Ethics: Who Gets to Be Whole?

As a note, I asked my partner to tell me a little bit about the lore for this. Hollow Knight presents a world where bodies are temporary and malleable. Your protagonist is a “vessel,” a literal shell, genderless and voiceless. You alter their capabilities not by leveling up, but by equipping charms, which shift how the body behaves. In this game, identity is not preordained, it is constructed moment to moment.

This design choice challenges conventional RPG tropes where traits like strength, magic, or race are biologically fixed (like we discussed in DnD in section). In Hollow Knight, there are no stats that define you, only modular tools that you shape based on your needs.

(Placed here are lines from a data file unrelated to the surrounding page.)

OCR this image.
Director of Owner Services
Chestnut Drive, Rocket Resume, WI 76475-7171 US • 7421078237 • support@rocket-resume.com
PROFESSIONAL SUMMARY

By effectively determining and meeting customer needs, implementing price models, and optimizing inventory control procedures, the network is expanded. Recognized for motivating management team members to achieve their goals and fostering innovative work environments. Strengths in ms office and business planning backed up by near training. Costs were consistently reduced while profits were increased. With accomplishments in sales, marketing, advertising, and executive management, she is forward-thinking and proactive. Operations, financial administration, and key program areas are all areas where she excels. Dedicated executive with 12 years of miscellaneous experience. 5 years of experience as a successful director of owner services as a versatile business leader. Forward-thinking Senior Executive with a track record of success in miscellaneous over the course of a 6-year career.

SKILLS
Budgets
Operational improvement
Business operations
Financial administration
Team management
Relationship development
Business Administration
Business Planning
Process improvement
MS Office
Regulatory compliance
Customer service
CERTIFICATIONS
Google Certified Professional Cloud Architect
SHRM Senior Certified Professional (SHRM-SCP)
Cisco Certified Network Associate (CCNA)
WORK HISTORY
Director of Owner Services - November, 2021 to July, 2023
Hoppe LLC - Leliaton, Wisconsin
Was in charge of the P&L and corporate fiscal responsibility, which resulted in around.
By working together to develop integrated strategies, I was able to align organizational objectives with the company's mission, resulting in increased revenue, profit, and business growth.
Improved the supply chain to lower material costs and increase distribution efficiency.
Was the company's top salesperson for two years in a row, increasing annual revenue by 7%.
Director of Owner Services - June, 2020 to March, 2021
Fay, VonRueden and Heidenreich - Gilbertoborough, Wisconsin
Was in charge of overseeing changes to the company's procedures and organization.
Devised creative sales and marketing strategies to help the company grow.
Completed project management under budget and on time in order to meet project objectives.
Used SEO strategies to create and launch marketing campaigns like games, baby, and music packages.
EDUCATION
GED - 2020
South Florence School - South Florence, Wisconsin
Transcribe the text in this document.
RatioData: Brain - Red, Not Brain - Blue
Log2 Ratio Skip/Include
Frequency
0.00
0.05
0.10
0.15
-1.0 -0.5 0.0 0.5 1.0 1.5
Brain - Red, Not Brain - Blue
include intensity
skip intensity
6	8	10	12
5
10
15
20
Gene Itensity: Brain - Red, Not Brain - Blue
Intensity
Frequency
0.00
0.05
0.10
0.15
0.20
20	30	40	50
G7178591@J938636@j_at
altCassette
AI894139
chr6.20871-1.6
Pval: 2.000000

As discussed in Interaction Loops and Arcs, this modularity empowers the player to build flexible mental models and encourages experimentation.

Yet there seems to be a darker side to to this vision of bodies as interchangeable parts. The enemies, once-sentient bugs reduced to hollow, attacking husks, represent a different kind of body, one that was overtaken (by something, still don’t know, I want to find out!). As you eventually fine out they aren’t villains, they’re victims. The designers statement here seems to be that the  infection doesn’t mark them as evil; it marks them as lost.

This raises an unsettling ethical question, that if the enemies are victims, why are most designed to be disposable? Hollow Knight lets us mourn bosses, sometimes offering graves or pensive music, but regular enemies don’t get that dignity. Maybe this is explained later, but the  idea relayed of some bodies being more valuable than others and deserving to be mourned doesn’t feel quite right. The bodies of common enemies, once individual, are now indistinct.

Remains of a boss, most simply disappear when beaten.

Despite all enemies being victims, the game doesn’t always ask us to sit with that. All of the common infected enemies are still obstacles (at least, to the point that I’ve played to), not characters. If I could mod the game at this point, I’d add very small glimpses of memory snippets of speech, brief moments of lucidity, to these enemies before battle (FNAF did something similar by adding unique distorted children scream with each jumpscare- something like that, maye). At the early point of the game, it could be ambiguous enough that players wouldn’t know what we’re experiencing on the screen, but as we explore more the pieces begin to make more sense. This way, the game could gradually reframe how we see those encounters, as we not only explore the space, but our interactions with the enemies.

All-in-All

Hollow Knight doesn’t guide you through its world, it lets you wander, and in doing so, it teaches you to care about the space. Its interaction loops are not just about skill, they’re also about emotion! The game aligns its mechanical systems with emotional storytelling, and by trusting players to find meaning in the quiet, Hollow Knight creates a world that feels lived-in, mourned, and worth saving. It doesn’t give you the story, it gives you the tools and trusts you to uncover it for yourself.